DiG

Mining Amazon reviews

While there are many commercial systems to help people browse and compare products, these interfaces are typically product centric. To help users identify products that match their needs more efficiently, we instead focus on building a task centric interface and system.

Based on answers to initial questions about the situations in which they expect to use the product, the interface provides a ranked list of products that match their needs, presenting product features related to their tasks, as well as customer reviews and product specifications.

We mined Amazon product reviews for several products, including cameras, MFDs, and vacuums.
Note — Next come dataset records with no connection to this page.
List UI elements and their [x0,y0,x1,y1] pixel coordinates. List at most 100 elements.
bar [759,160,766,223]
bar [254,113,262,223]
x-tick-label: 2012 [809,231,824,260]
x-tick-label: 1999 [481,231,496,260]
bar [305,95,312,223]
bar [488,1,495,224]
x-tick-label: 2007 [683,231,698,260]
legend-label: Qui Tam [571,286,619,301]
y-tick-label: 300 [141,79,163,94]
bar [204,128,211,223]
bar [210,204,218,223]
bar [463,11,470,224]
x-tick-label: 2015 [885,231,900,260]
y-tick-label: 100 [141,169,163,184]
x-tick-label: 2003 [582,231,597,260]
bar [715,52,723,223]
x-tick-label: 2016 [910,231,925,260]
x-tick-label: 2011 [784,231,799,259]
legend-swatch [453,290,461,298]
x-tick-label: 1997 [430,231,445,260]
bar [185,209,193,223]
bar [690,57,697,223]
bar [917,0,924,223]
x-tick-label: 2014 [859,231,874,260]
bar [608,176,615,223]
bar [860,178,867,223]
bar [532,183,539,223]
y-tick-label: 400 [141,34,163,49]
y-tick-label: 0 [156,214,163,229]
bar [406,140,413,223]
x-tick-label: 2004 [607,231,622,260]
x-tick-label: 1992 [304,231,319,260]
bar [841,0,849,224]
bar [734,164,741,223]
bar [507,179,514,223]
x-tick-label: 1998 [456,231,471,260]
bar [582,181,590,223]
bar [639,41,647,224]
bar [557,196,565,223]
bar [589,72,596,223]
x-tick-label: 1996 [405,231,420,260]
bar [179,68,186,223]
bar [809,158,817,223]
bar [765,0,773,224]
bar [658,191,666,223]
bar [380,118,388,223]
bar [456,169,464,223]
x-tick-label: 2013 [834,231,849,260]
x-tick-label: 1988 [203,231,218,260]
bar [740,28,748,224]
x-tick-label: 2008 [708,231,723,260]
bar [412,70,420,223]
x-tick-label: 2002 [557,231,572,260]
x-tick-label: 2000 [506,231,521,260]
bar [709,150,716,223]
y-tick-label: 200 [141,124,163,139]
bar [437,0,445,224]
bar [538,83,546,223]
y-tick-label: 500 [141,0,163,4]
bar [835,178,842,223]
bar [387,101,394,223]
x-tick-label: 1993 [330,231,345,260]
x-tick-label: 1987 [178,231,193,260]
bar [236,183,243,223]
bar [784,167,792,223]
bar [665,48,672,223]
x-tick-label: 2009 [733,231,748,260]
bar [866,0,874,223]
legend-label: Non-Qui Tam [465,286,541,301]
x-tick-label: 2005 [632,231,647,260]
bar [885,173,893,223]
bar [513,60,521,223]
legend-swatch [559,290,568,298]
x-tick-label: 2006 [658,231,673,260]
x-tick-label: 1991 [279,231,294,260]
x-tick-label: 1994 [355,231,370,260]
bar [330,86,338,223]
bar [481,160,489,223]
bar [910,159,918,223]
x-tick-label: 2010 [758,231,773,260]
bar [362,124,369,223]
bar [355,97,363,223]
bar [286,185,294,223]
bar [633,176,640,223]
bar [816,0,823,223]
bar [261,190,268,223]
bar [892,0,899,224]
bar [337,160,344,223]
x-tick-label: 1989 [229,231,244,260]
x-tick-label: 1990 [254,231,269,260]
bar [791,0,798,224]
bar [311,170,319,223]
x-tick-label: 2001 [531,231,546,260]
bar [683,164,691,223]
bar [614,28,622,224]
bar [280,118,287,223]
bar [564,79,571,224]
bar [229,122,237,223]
We developed semi-automatic methods to extract the high-level information used by the system from the reviews and product specifications, including:

  • Identify and group product features, e.g., battery life, photo quality, screen, lens
  • Estimate and summarize the sentiment of opinions about those features
  • Identify product uses

Product ranking is based on identifying products with the most positive sentiment about features that are important for the planned product uses.

User studies verified our focus on high-level features for browsing products and low-level features and specifications for comparing products.

Related Publications

2011

DiG: A task-based approach to product search

Publication Details
  • IUI 2011
  • Feb 13, 2011

Abstract

Close
While there are many commercial systems designed to help people browse and compare products, these interfaces are typically product centric. To help users more efficiently identify products that match their needs, we instead focus on building a task centric interface and system. With this approach, users initially answer questions about the types of situations in which they expect to use the product. The interface reveals the types of products that match their needs and exposes high-level product features related to the kinds of tasks in which they have expressed an interest. As users explore the interface, they can reveal how those high-level features are linked to actual product data, including customer reviews and product specifications. We developed semi-automatic methods to extract the high-level features used by the system from online product data. These methods identify and group product features, mine and summarize opinions about those features, and identify product uses. User studies verified our focus on high-level features for browsing and low-level features and specifications for comparison.